7. The flip chip semiconductor package according to claim 5, wherein the metal connecting pad is connected to an electrode of a main substrate in a position where the substrate is mounted on the main substrate.

8. The flip chip semiconductor package according to claim 1, wherein the molded part is formed coplanar with the backside ground so as to expose the backside ground to the outside.

9. The flip chip semiconductor package according to claim 1, wherein the molded part is formed higher than the backside ground so as to expose the backside ground to the outside.

10. The flip chip semiconductor package according to claim 1, wherein the molded part is formed higher than the backside ground and has an opening for exposing the backside ground to the outside.

11. The flip chip semiconductor package according to claim 10, wherein the opening is smaller than the backside ground.

12. The flip chip semiconductor package according to claim 1, wherein the molded part is formed higher than an underside surface of the chip and lower than a top surface of the chip so as to expose the backside ground to the outside.

13. The flip chip semiconductor package according to claim 12, wherein the molded part comprises an adhesive material.

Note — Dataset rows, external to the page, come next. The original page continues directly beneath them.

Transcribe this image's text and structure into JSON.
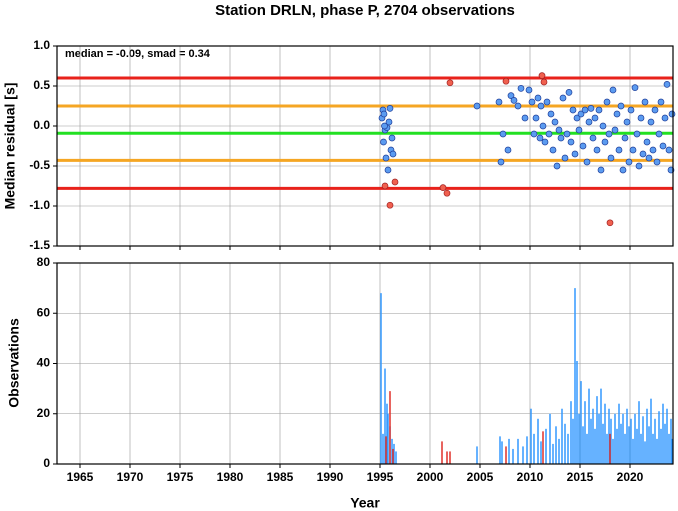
{
  "chart_data": [
    {
      "type": "scatter",
      "title": "Station DRLN, phase P, 2704 observations",
      "ylabel": "Median residual [s]",
      "annotation": "median = -0.09, smad = 0.34",
      "xlim": [
        1962.7,
        2024.3
      ],
      "ylim": [
        -1.5,
        1.0
      ],
      "xticks": [
        1965,
        1970,
        1975,
        1980,
        1985,
        1990,
        1995,
        2000,
        2005,
        2010,
        2015,
        2020
      ],
      "yticks": [
        {
          "value": -1.5,
          "label": "-1.5"
        },
        {
          "value": -1.0,
          "label": "-1.0"
        },
        {
          "value": -0.5,
          "label": "-0.5"
        },
        {
          "value": 0,
          "label": "0.0"
        },
        {
          "value": 0.5,
          "label": "0.5"
        },
        {
          "value": 1.0,
          "label": "1.0"
        }
      ],
      "grid": true,
      "reference_lines": [
        {
          "value": 0.6,
          "color": "#e8221b"
        },
        {
          "value": 0.25,
          "color": "#f5a623"
        },
        {
          "value": -0.09,
          "color": "#22e022"
        },
        {
          "value": -0.43,
          "color": "#f5a623"
        },
        {
          "value": -0.78,
          "color": "#e8221b"
        }
      ],
      "series": [
        {
          "color": "#5b9bf0",
          "x": [
            1995.2,
            1995.3,
            1995.4,
            1995.5,
            1995.6,
            1995.7,
            1995.8,
            1995.9,
            1996.0,
            1996.1,
            1996.2,
            1996.3,
            1995.35,
            1995.45,
            2004.7,
            2006.9,
            2007.1,
            2007.3,
            2007.8,
            2008.1,
            2008.4,
            2008.8,
            2009.1,
            2009.5,
            2009.9,
            2010.2,
            2010.4,
            2010.6,
            2010.8,
            2011.0,
            2011.1,
            2011.3,
            2011.5,
            2011.7,
            2011.9,
            2012.1,
            2012.3,
            2012.5,
            2012.7,
            2012.9,
            2013.1,
            2013.3,
            2013.5,
            2013.7,
            2013.9,
            2014.1,
            2014.3,
            2014.5,
            2014.7,
            2014.9,
            2015.1,
            2015.3,
            2015.5,
            2015.7,
            2015.9,
            2016.1,
            2016.3,
            2016.5,
            2016.7,
            2016.9,
            2017.1,
            2017.3,
            2017.5,
            2017.7,
            2017.9,
            2018.1,
            2018.3,
            2018.5,
            2018.7,
            2018.9,
            2019.1,
            2019.3,
            2019.5,
            2019.7,
            2019.9,
            2020.1,
            2020.3,
            2020.5,
            2020.7,
            2020.9,
            2021.1,
            2021.3,
            2021.5,
            2021.7,
            2021.9,
            2022.1,
            2022.3,
            2022.5,
            2022.7,
            2022.9,
            2023.1,
            2023.3,
            2023.5,
            2023.7,
            2023.9,
            2024.1,
            2024.2
          ],
          "values": [
            0.1,
            0.2,
            0.15,
            -0.05,
            -0.4,
            -0.02,
            -0.55,
            0.05,
            0.22,
            -0.3,
            -0.15,
            -0.35,
            -0.2,
            0.0,
            0.25,
            0.3,
            -0.45,
            -0.1,
            -0.3,
            0.38,
            0.32,
            0.25,
            0.47,
            0.1,
            0.45,
            0.3,
            -0.1,
            0.1,
            0.35,
            -0.15,
            0.25,
            0.0,
            -0.2,
            0.3,
            -0.1,
            0.15,
            -0.3,
            0.05,
            -0.5,
            -0.05,
            -0.15,
            0.35,
            -0.4,
            -0.1,
            0.42,
            -0.2,
            0.2,
            -0.35,
            0.1,
            -0.05,
            0.15,
            -0.25,
            0.2,
            -0.45,
            0.05,
            0.22,
            -0.15,
            0.1,
            -0.3,
            0.2,
            -0.55,
            0.0,
            -0.2,
            0.3,
            -0.1,
            -0.4,
            0.45,
            -0.05,
            0.15,
            -0.3,
            0.25,
            -0.55,
            -0.15,
            0.05,
            -0.45,
            0.2,
            -0.3,
            0.48,
            -0.1,
            -0.5,
            0.1,
            -0.35,
            0.3,
            -0.2,
            -0.4,
            0.05,
            -0.3,
            0.2,
            -0.45,
            -0.1,
            0.3,
            -0.25,
            0.1,
            0.52,
            -0.3,
            -0.55,
            0.15
          ]
        },
        {
          "color": "#f0604f",
          "x": [
            1995.5,
            1996.0,
            1996.5,
            2001.3,
            2001.7,
            2002.0,
            2007.6,
            2011.2,
            2011.4,
            2018.0
          ],
          "values": [
            -0.75,
            -0.99,
            -0.7,
            -0.77,
            -0.84,
            0.54,
            0.56,
            0.63,
            0.55,
            -1.21
          ]
        }
      ]
    },
    {
      "type": "bar",
      "xlabel": "Year",
      "ylabel": "Observations",
      "xlim": [
        1962.7,
        2024.3
      ],
      "ylim": [
        0,
        80
      ],
      "xticks": [
        1965,
        1970,
        1975,
        1980,
        1985,
        1990,
        1995,
        2000,
        2005,
        2010,
        2015,
        2020
      ],
      "yticks": [
        0,
        20,
        40,
        60,
        80
      ],
      "grid": true,
      "series": [
        {
          "color": "#3399ff",
          "x": [
            1995.1,
            1995.3,
            1995.5,
            1995.7,
            1995.8,
            1996.0,
            1996.2,
            1996.4,
            1996.6,
            2004.7,
            2007.0,
            2007.2,
            2007.9,
            2008.3,
            2008.8,
            2009.3,
            2009.7,
            2010.1,
            2010.4,
            2010.8,
            2011.1,
            2011.6,
            2012.0,
            2012.3,
            2012.6,
            2012.9,
            2013.2,
            2013.5,
            2013.8,
            2014.1,
            2014.3,
            2014.5,
            2014.7,
            2014.9,
            2015.1,
            2015.3,
            2015.5,
            2015.7,
            2015.9,
            2016.1,
            2016.3,
            2016.5,
            2016.7,
            2016.9,
            2017.1,
            2017.3,
            2017.5,
            2017.7,
            2017.9,
            2018.1,
            2018.3,
            2018.5,
            2018.7,
            2018.9,
            2019.1,
            2019.3,
            2019.5,
            2019.7,
            2019.9,
            2020.1,
            2020.3,
            2020.5,
            2020.7,
            2020.9,
            2021.1,
            2021.3,
            2021.5,
            2021.7,
            2021.9,
            2022.1,
            2022.3,
            2022.5,
            2022.7,
            2022.9,
            2023.1,
            2023.3,
            2023.5,
            2023.7,
            2023.9,
            2024.1,
            2024.2
          ],
          "values": [
            68,
            12,
            38,
            24,
            20,
            15,
            10,
            8,
            5,
            7,
            11,
            9,
            10,
            6,
            10,
            7,
            11,
            22,
            12,
            18,
            9,
            14,
            20,
            8,
            15,
            10,
            22,
            16,
            12,
            25,
            18,
            70,
            41,
            20,
            33,
            15,
            25,
            12,
            30,
            18,
            22,
            14,
            27,
            20,
            30,
            16,
            24,
            12,
            22,
            18,
            10,
            20,
            14,
            24,
            16,
            20,
            12,
            22,
            15,
            18,
            10,
            20,
            14,
            25,
            12,
            19,
            9,
            22,
            15,
            26,
            12,
            18,
            10,
            21,
            14,
            24,
            16,
            22,
            12,
            18,
            10
          ]
        },
        {
          "color": "#e0302a",
          "x": [
            1995.6,
            1996.0,
            1996.3,
            2001.2,
            2001.7,
            2002.0,
            2007.6,
            2011.3,
            2018.0
          ],
          "values": [
            11,
            29,
            6,
            9,
            5,
            5,
            7,
            13,
            12
          ]
        }
      ]
    }
  ]
}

14. The flip chip semiconductor package according to claim 13, wherein the adhesive material comprises one selected from a group consisting of anisotropic conductive film (ACF), non-conductive film (NCF), anisotropic conductive paste (ACP) and non-conductive paste (NCP).

15. The flip chip semiconductor package according to claim 1, wherein the conductive metal layer is formed via sputtering or evaporation.

16. The flip chip semiconductor package according to claim 1, wherein the conductive metal layer is formed via electrolysis plating or electroless plating.

17. The flip chip semiconductor package according to claim 1, wherein the substrate further comprises a passive device.